Current Challenges and Future Plans
Main operational issues in our small restaurant are quality management of the entire system, as well as the implementation of innovated tools and thoughtful marketing. One of the challenges is a continuous balancing between changing customers’ demands, expansion, increased expanses and competitors. According to Ferasat (2009), 43 percent of consumers are extremely concerned about the safety of restaurant food. As an assistant manger I had to take care of heating, air conditioning, and ventilation. We had strict norms regarding cooking equipment, but restaurant cleanliness was always the biggest concern. I have visited several workshops held by the United Fresh Produce Association regarding crisis management. I have learned that communication with the outside world is one of the most significant concerns. So our future plans involve developing of the web-site and blog, as well as further PR actions.

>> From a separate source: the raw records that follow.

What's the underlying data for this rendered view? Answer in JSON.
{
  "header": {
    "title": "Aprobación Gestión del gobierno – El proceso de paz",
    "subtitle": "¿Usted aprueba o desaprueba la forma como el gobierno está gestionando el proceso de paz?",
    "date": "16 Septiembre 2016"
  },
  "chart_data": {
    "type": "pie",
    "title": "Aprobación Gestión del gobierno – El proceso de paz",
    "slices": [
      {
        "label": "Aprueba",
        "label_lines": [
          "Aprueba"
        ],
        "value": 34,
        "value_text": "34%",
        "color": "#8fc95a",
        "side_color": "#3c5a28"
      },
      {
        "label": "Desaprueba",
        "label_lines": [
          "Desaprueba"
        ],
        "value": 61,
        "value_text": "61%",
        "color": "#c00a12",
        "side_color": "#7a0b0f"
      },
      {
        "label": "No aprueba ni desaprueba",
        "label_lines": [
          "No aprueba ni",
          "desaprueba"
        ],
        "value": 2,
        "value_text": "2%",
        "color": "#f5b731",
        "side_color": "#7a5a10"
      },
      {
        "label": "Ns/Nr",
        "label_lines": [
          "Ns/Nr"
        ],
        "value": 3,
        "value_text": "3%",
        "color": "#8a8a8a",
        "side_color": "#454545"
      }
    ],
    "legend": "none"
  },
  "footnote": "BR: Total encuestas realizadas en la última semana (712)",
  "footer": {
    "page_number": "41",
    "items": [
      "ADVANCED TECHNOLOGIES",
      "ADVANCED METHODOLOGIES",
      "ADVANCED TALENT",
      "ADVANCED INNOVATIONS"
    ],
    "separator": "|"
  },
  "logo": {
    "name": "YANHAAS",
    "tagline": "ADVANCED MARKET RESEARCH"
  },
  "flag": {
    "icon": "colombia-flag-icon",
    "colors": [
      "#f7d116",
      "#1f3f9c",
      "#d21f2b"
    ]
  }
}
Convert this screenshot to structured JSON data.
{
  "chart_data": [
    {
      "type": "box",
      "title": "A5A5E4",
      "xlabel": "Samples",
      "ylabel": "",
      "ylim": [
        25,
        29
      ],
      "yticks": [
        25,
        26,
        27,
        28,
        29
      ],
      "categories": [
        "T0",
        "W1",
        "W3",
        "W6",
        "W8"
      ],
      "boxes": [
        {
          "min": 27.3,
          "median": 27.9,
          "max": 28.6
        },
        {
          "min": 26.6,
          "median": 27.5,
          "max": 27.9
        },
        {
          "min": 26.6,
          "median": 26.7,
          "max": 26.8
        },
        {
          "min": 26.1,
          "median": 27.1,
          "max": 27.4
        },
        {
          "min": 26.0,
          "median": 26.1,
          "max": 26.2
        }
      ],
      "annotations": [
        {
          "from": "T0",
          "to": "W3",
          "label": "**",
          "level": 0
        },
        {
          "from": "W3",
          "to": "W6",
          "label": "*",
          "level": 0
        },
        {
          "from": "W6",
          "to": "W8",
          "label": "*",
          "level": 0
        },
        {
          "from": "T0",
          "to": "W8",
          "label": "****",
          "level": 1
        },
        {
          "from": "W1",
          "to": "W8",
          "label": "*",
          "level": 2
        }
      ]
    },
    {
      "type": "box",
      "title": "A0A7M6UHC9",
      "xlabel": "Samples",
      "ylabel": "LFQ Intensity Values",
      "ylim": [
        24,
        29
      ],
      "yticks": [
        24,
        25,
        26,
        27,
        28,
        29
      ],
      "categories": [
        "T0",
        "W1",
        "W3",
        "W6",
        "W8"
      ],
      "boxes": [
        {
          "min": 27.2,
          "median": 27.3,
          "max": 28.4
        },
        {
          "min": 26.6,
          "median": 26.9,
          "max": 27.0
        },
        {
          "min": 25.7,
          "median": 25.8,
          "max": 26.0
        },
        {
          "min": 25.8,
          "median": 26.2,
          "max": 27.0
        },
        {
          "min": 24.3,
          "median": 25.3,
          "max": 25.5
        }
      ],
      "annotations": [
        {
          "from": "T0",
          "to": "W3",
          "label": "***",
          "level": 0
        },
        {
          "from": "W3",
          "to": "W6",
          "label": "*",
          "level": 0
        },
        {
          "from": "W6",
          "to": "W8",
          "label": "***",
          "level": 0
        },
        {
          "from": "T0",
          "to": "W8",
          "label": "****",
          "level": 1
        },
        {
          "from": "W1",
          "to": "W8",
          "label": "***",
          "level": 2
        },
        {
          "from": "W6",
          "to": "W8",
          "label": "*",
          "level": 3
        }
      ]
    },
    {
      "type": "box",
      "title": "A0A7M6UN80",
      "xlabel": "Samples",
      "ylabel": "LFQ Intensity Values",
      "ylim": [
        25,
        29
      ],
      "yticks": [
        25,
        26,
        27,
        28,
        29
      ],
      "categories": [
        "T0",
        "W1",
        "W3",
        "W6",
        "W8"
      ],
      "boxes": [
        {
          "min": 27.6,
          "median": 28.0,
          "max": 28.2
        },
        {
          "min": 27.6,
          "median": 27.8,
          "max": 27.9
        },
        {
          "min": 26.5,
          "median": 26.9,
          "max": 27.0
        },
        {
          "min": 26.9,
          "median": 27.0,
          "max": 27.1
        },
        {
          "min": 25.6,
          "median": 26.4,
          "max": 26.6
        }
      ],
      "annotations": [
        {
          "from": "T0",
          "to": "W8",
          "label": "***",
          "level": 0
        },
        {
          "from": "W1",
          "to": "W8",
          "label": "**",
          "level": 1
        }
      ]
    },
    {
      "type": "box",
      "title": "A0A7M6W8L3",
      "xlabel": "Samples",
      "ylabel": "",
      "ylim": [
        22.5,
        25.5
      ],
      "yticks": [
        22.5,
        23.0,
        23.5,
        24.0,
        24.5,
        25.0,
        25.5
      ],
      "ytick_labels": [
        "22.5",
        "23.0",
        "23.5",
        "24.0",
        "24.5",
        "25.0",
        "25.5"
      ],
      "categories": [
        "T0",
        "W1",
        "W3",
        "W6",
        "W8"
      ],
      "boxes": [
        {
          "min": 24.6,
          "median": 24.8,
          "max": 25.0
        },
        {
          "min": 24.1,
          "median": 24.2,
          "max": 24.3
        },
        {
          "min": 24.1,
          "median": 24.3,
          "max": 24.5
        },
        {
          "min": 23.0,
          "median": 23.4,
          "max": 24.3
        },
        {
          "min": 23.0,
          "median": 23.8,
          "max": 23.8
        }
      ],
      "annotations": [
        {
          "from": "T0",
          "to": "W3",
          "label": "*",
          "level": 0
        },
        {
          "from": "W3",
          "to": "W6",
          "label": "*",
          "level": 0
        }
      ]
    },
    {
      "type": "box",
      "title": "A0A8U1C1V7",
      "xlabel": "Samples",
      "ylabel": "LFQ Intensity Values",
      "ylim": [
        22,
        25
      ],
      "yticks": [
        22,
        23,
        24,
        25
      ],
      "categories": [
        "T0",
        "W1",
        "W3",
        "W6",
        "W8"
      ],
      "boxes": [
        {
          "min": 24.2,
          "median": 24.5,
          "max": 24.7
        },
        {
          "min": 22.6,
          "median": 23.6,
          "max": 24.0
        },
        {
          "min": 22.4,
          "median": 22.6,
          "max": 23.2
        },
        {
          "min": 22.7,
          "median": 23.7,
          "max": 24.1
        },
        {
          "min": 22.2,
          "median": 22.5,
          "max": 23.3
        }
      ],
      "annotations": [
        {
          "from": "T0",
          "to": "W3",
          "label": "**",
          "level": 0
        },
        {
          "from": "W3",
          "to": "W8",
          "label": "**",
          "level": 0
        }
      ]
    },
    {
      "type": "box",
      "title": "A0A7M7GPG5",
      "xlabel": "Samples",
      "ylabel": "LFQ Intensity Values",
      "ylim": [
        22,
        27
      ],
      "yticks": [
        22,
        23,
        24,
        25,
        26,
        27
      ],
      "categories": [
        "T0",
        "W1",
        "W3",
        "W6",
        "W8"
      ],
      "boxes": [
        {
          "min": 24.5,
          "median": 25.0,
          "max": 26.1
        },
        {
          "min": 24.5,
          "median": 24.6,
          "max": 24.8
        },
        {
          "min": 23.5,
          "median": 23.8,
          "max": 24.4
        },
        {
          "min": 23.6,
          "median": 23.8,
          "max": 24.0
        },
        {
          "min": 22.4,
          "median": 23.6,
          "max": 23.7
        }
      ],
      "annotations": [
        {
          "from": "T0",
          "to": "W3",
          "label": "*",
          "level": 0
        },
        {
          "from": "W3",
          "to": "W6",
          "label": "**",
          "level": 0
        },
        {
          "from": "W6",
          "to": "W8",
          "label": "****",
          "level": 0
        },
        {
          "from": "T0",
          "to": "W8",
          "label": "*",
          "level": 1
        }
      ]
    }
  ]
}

Another plan for the future is training of our waiters/waitresses regarding some ingredients that can cause food allergies. We certainly do not want to have any financial problems, thus considerate time will be input in avoiding dangerous situations.
We have placed emergency services contacts near each phone and printed a warning in bold in each menu, but still I think we should work on improving our food safety system to serve our clients better. So I am going to take care of staff preparation for any allergy emergency alerts and procedures.
We are going to improve our services with the help of constant feedback from our clients. I am sure that our staff can also input a lot to the success of the restaurant. We are going invest heavily in trainings and newest technological aspects in order to meet the increasing competition. I am very optimistic about the successful future of our restaurant.